The Georgia Southern junior won twice this fall (once by 12 shots), nearly posted college golf’s first 59 and has rocketed to No. 3 in the Golfweek/Sagarin rankings after finishing 2016-17 at No. 131.

He’s the surprise of the fall – at least to those outside his team. Fisk qualified for the 2017 U.S. Amateur, where he missed match play by two shots. It was probably the worst he played all summer, and he still didn’t look out of his depth. It was, oddly, just the boost Fisk needed.

“I think he had a really good idea (then) that he belongs with the top amateurs in the world,” Georgia Southern head coach Carter Collins said.

Brett Barron, Fisk’s teammate and roommate, believed Fisk was a top-40 player last season. Fisk’s driving, short game and putting all have improved, as has his maturity, a series of incremental leaps that made a jump to the top-5 ranking possible.
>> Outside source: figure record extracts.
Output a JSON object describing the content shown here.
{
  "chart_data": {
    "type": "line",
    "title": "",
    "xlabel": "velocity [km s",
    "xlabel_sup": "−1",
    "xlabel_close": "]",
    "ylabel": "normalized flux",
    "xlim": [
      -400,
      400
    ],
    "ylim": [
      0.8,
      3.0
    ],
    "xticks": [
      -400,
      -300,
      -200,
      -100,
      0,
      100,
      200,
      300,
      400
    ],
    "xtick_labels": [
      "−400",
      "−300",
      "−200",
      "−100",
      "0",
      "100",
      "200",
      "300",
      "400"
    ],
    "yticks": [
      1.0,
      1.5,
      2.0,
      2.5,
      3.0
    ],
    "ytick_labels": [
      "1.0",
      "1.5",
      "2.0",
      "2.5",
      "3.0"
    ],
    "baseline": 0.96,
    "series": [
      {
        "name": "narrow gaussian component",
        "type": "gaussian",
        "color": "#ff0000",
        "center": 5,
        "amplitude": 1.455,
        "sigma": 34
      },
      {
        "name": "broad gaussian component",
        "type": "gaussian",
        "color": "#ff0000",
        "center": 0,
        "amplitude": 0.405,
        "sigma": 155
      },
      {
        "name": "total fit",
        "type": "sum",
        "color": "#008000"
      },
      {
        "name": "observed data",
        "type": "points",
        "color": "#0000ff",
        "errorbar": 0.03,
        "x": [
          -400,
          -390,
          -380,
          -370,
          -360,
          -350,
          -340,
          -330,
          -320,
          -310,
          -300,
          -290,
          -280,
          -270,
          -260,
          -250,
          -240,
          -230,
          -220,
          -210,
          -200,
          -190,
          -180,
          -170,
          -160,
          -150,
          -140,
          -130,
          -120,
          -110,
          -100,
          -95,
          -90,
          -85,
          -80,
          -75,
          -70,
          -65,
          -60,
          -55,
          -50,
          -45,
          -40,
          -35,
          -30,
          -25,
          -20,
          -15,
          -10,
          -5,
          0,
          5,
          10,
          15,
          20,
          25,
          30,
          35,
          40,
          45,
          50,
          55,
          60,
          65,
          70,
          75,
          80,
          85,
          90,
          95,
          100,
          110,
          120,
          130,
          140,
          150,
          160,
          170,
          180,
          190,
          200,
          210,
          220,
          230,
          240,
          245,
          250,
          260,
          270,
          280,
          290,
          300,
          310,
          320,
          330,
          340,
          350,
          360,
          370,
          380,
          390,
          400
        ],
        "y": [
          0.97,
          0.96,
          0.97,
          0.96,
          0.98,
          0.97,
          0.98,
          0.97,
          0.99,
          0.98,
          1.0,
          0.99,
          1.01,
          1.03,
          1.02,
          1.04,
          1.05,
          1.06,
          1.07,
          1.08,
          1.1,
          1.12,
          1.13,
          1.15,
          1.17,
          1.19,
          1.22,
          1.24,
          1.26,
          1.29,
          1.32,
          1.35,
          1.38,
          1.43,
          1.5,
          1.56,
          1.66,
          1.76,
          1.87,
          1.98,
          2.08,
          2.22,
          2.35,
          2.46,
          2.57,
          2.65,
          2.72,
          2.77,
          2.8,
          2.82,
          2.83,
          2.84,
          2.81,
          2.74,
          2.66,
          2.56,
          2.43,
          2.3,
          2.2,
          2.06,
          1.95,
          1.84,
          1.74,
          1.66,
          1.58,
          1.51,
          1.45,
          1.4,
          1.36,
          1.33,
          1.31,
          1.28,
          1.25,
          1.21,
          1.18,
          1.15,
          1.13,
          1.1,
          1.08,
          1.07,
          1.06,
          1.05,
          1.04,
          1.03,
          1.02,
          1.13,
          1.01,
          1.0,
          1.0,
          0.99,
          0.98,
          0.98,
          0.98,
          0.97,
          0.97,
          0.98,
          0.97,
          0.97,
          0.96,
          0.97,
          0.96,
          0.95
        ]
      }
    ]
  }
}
How did Fisk put himself on that path? Self confidence.

Fisk, of Stockbridge, Ga., never has had a formal lesson in his life, and his homemade swing is something to behold – an action, Collins quipped, in which “there’s not one piece of his body that isn’t moving.”
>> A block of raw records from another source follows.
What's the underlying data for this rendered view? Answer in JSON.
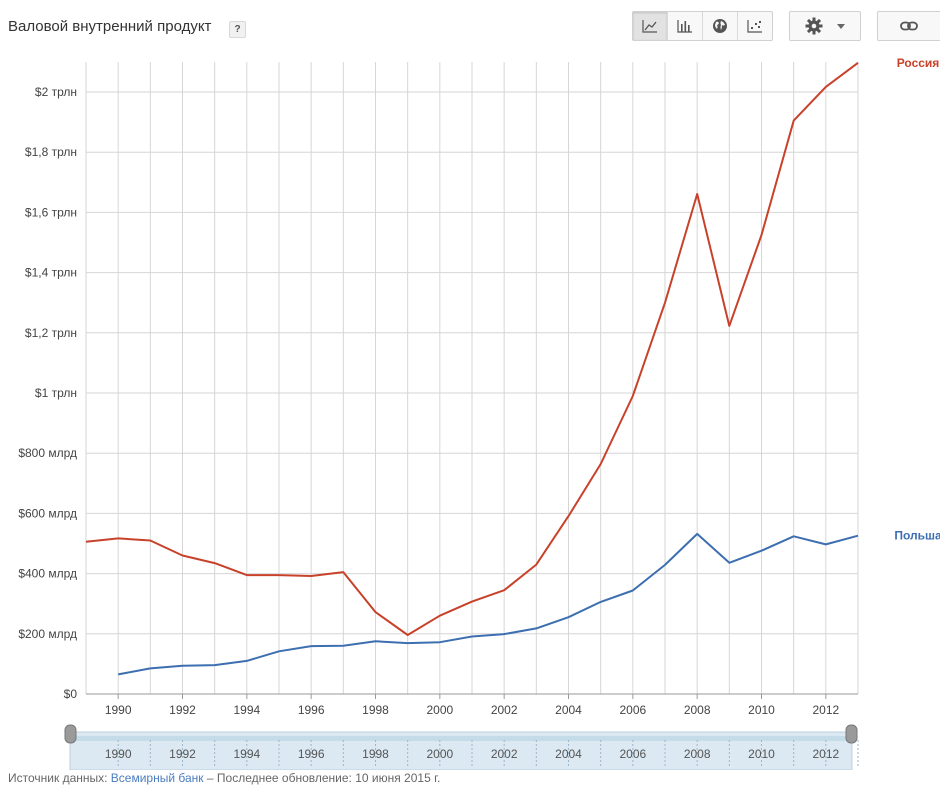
{
  "header": {
    "title": "Валовой внутренний продукт",
    "help_label": "?"
  },
  "toolbar": {
    "buttons": [
      {
        "icon": "line-chart-icon",
        "active": true
      },
      {
        "icon": "bar-chart-icon",
        "active": false
      },
      {
        "icon": "globe-icon",
        "active": false
      },
      {
        "icon": "scatter-chart-icon",
        "active": false
      }
    ],
    "settings_icon": "gear-icon",
    "settings_dropdown_icon": "caret-down-icon",
    "share_icon": "link-icon"
  },
  "footer": {
    "source_prefix": "Источник данных: ",
    "source_link": "Всемирный банк",
    "updated": " – Последнее обновление: 10 июня 2015 г."
  },
  "colors": {
    "russia": "#c8412a",
    "poland": "#3d6fb0",
    "grid": "#d6d6d6",
    "timeline": "#dce9f2"
  },
  "chart_data": {
    "type": "line",
    "title": "Валовой внутренний продукт",
    "xlim": [
      1989,
      2013
    ],
    "ylim": [
      0,
      2100
    ],
    "grid": true,
    "legend": "inline-right",
    "x_ticks": [
      1990,
      1992,
      1994,
      1996,
      1998,
      2000,
      2002,
      2004,
      2006,
      2008,
      2010,
      2012
    ],
    "y_ticks": [
      {
        "value": 0,
        "label": "$0"
      },
      {
        "value": 200,
        "label": "$200 млрд"
      },
      {
        "value": 400,
        "label": "$400 млрд"
      },
      {
        "value": 600,
        "label": "$600 млрд"
      },
      {
        "value": 800,
        "label": "$800 млрд"
      },
      {
        "value": 1000,
        "label": "$1 трлн"
      },
      {
        "value": 1200,
        "label": "$1,2 трлн"
      },
      {
        "value": 1400,
        "label": "$1,4 трлн"
      },
      {
        "value": 1600,
        "label": "$1,6 трлн"
      },
      {
        "value": 1800,
        "label": "$1,8 трлн"
      },
      {
        "value": 2000,
        "label": "$2 трлн"
      }
    ],
    "series": [
      {
        "name": "Россия",
        "color": "#c8412a",
        "x": [
          1989,
          1990,
          1991,
          1992,
          1993,
          1994,
          1995,
          1996,
          1997,
          1998,
          1999,
          2000,
          2001,
          2002,
          2003,
          2004,
          2005,
          2006,
          2007,
          2008,
          2009,
          2010,
          2011,
          2012,
          2013
        ],
        "y": [
          506,
          517,
          510,
          460,
          435,
          395,
          395,
          392,
          405,
          272,
          196,
          260,
          307,
          345,
          430,
          591,
          764,
          990,
          1300,
          1661,
          1223,
          1525,
          1905,
          2017,
          2097
        ]
      },
      {
        "name": "Польша",
        "color": "#3d6fb0",
        "x": [
          1990,
          1991,
          1992,
          1993,
          1994,
          1995,
          1996,
          1997,
          1998,
          1999,
          2000,
          2001,
          2002,
          2003,
          2004,
          2005,
          2006,
          2007,
          2008,
          2009,
          2010,
          2011,
          2012,
          2013
        ],
        "y": [
          65,
          85,
          94,
          96,
          110,
          142,
          159,
          160,
          175,
          169,
          172,
          191,
          199,
          218,
          255,
          306,
          344,
          429,
          532,
          436,
          476,
          524,
          497,
          526
        ]
      }
    ]
  }
}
But the coach also notes it’s a motion that has produced one of the best iron players he’s ever coached, and Fisk has never doubted his approach.

“I didn’t grow up looking at perfect golf swings,” Fisk said. “I just grew up on a driving range, beating balls, doing what felt good.”
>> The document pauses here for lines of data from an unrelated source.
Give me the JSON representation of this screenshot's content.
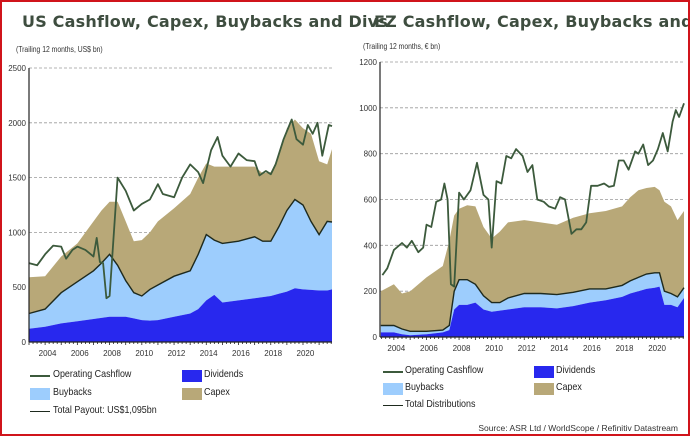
{
  "colors": {
    "dividends": "#2828ee",
    "buybacks": "#9dcdfd",
    "capex": "#b8a878",
    "ocf": "#3c5a3c",
    "total": "#1e2a1e",
    "grid": "#9a9a9a"
  },
  "source": "Source:  ASR Ltd  / WorldScope   / Refinitiv  Datastream",
  "chart_data": [
    {
      "type": "area",
      "title": "US Cashflow, Capex, Buybacks and Divs",
      "subtitle": "(Trailing 12 months, US$ bn)",
      "stacked": true,
      "ylim": [
        0,
        2500
      ],
      "yticks": [
        "0",
        "500",
        "1000",
        "1500",
        "2000",
        "2500"
      ],
      "xlim": [
        2003,
        2021.8
      ],
      "xticks": [
        "2004",
        "2006",
        "2008",
        "2010",
        "2012",
        "2014",
        "2016",
        "2018",
        "2020"
      ],
      "grid": true,
      "legend": {
        "placement": "bottom",
        "ocf": "Operating Cashflow",
        "buybacks": "Buybacks",
        "total": "Total Payout: US$1,095bn",
        "dividends": "Dividends",
        "capex": "Capex"
      },
      "x": [
        2003,
        2004,
        2005,
        2006,
        2007,
        2007.5,
        2008,
        2008.5,
        2009,
        2009.5,
        2010,
        2010.5,
        2011,
        2012,
        2013,
        2013.5,
        2014,
        2014.5,
        2015,
        2016,
        2017,
        2017.5,
        2018,
        2018.5,
        2019,
        2019.5,
        2020,
        2020.5,
        2021,
        2021.5,
        2021.8
      ],
      "series": [
        {
          "name": "Dividends",
          "values": [
            120,
            140,
            170,
            190,
            210,
            220,
            230,
            230,
            230,
            215,
            200,
            195,
            200,
            230,
            260,
            300,
            380,
            430,
            360,
            380,
            400,
            410,
            420,
            440,
            460,
            490,
            480,
            475,
            470,
            470,
            480
          ]
        },
        {
          "name": "Buybacks",
          "values": [
            140,
            160,
            280,
            360,
            440,
            500,
            570,
            470,
            330,
            235,
            220,
            285,
            320,
            370,
            390,
            500,
            600,
            500,
            540,
            540,
            560,
            510,
            500,
            610,
            740,
            810,
            770,
            625,
            510,
            630,
            615
          ]
        },
        {
          "name": "Capex",
          "values": [
            330,
            300,
            330,
            350,
            450,
            480,
            480,
            580,
            540,
            470,
            510,
            520,
            580,
            620,
            700,
            700,
            650,
            670,
            700,
            680,
            640,
            620,
            630,
            650,
            750,
            730,
            700,
            800,
            670,
            520,
            665
          ]
        }
      ],
      "ocf": {
        "name": "Operating Cashflow",
        "x": [
          2003,
          2003.5,
          2004,
          2004.5,
          2005,
          2005.3,
          2005.7,
          2006,
          2006.5,
          2007,
          2007.2,
          2007.4,
          2007.6,
          2007.8,
          2008.0,
          2008.5,
          2009,
          2009.5,
          2010,
          2010.5,
          2011,
          2011.3,
          2012,
          2012.5,
          2013,
          2013.5,
          2013.8,
          2014.3,
          2014.7,
          2015,
          2015.5,
          2016,
          2016.5,
          2017,
          2017.3,
          2017.7,
          2018,
          2018.3,
          2018.8,
          2019.3,
          2019.6,
          2020,
          2020.3,
          2020.6,
          2020.9,
          2021.2,
          2021.6,
          2021.8
        ],
        "values": [
          720,
          700,
          800,
          880,
          870,
          760,
          840,
          870,
          840,
          780,
          950,
          730,
          720,
          400,
          420,
          1500,
          1380,
          1200,
          1260,
          1300,
          1440,
          1350,
          1320,
          1500,
          1620,
          1550,
          1450,
          1750,
          1870,
          1700,
          1600,
          1720,
          1660,
          1650,
          1520,
          1560,
          1530,
          1620,
          1850,
          2030,
          1850,
          1800,
          1980,
          1900,
          2000,
          1700,
          1980,
          1970
        ]
      }
    },
    {
      "type": "area",
      "title": "EZ Cashflow, Capex, Buybacks and Divs",
      "subtitle": "(Trailing 12 months, € bn)",
      "stacked": true,
      "ylim": [
        0,
        1200
      ],
      "yticks": [
        "0",
        "200",
        "400",
        "600",
        "800",
        "1000",
        "1200"
      ],
      "xlim": [
        2003.15,
        2021.8
      ],
      "xticks": [
        "2004",
        "2006",
        "2008",
        "2010",
        "2012",
        "2014",
        "2016",
        "2018",
        "2020"
      ],
      "grid": true,
      "legend": {
        "placement": "bottom",
        "ocf": "Operating Cashflow",
        "buybacks": "Buybacks",
        "total": "Total Distributions",
        "dividends": "Dividends",
        "capex": "Capex"
      },
      "x": [
        2003.2,
        2004,
        2004.5,
        2005,
        2006,
        2007,
        2007.4,
        2007.7,
        2008,
        2008.5,
        2009,
        2009.5,
        2010,
        2010.5,
        2011,
        2012,
        2013,
        2014,
        2015,
        2016,
        2017,
        2018,
        2018.5,
        2019,
        2019.5,
        2020,
        2020.3,
        2020.6,
        2021,
        2021.4,
        2021.8
      ],
      "series": [
        {
          "name": "Dividends",
          "values": [
            20,
            20,
            12,
            8,
            12,
            20,
            30,
            120,
            140,
            140,
            150,
            120,
            110,
            115,
            120,
            130,
            130,
            125,
            135,
            150,
            160,
            175,
            190,
            200,
            210,
            215,
            220,
            140,
            140,
            130,
            170
          ]
        },
        {
          "name": "Buybacks",
          "values": [
            30,
            30,
            23,
            17,
            13,
            10,
            20,
            80,
            110,
            110,
            80,
            60,
            40,
            35,
            50,
            60,
            60,
            60,
            60,
            60,
            50,
            50,
            55,
            60,
            65,
            65,
            60,
            60,
            50,
            45,
            45
          ]
        },
        {
          "name": "Capex",
          "values": [
            150,
            180,
            155,
            175,
            235,
            280,
            370,
            330,
            310,
            325,
            340,
            300,
            280,
            310,
            330,
            320,
            310,
            305,
            325,
            330,
            340,
            345,
            365,
            380,
            375,
            375,
            360,
            390,
            380,
            335,
            335
          ]
        }
      ],
      "ocf": {
        "name": "Operating Cashflow",
        "x": [
          2003.3,
          2003.6,
          2004,
          2004.5,
          2004.8,
          2005.1,
          2005.5,
          2005.8,
          2006,
          2006.3,
          2006.6,
          2006.9,
          2007.1,
          2007.3,
          2007.5,
          2007.7,
          2008,
          2008.3,
          2008.7,
          2009.1,
          2009.5,
          2009.8,
          2010,
          2010.3,
          2010.6,
          2010.9,
          2011.2,
          2011.5,
          2011.9,
          2012.2,
          2012.5,
          2012.8,
          2013.2,
          2013.5,
          2013.9,
          2014.2,
          2014.5,
          2014.9,
          2015.2,
          2015.5,
          2015.8,
          2016.1,
          2016.5,
          2016.9,
          2017.2,
          2017.5,
          2017.8,
          2018.1,
          2018.4,
          2018.8,
          2019,
          2019.3,
          2019.6,
          2019.9,
          2020.2,
          2020.5,
          2020.8,
          2021.1,
          2021.3,
          2021.5,
          2021.8
        ],
        "values": [
          270,
          300,
          380,
          410,
          390,
          420,
          370,
          390,
          490,
          480,
          590,
          600,
          670,
          600,
          230,
          220,
          630,
          600,
          640,
          760,
          620,
          600,
          390,
          680,
          670,
          790,
          780,
          820,
          790,
          720,
          750,
          600,
          590,
          570,
          560,
          610,
          600,
          450,
          470,
          470,
          500,
          660,
          660,
          670,
          655,
          660,
          770,
          770,
          730,
          810,
          800,
          840,
          750,
          770,
          820,
          890,
          810,
          940,
          990,
          960,
          1020
        ]
      }
    }
  ]
}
That self-belief plays into his mentality: Fisk simply refuses to be beaten.

Barron sometimes notes to those curious that Fisk is someone who looks like he’ll shoot about 100 if you watch his swing on the range, then he’ll go out and beat you by 30.

In a team qualifier for the season-opening Shoal Creek Invitational, Barron was sure his jaw-dropping 69 in tough conditions would be the low total as his teammates came in with scores in the high 70s. He told Fisk he’d finally beaten him. Fisk’s response?

Ha, got you. 68.

On top of that, Fisk holes clutch putts so often, it’s almost a joke.

“Any putt that he has to make, he will,” Barron said.

Except for the one that could’ve made him Mr. 59 in college golf. Fisk was 12 under in his second round at the fall-closing Warrior Princeville Makai Invitational at the par-72 Princeville Makai Golf Club in Hawaii as he approached his 15-footer for birdie at the par-4 ninth (his final hole).

He hit the right-to-left putt as he wanted, and 2 feet from the hole he knew it was in. You just shot 59, he thought.

Then, somehow, the ball clipped the edge of a ball mark Fisk had actually fixed, kicked left and trundled past the left edge. For a moment in his mind, though, Fisk was Mr. 59.

“I don’t think I’ll ever lose the picture in my head of that ball 2 feet out, middle of the hole,” Fisk said.

With the way Fisk is playing, the memories are just getting started.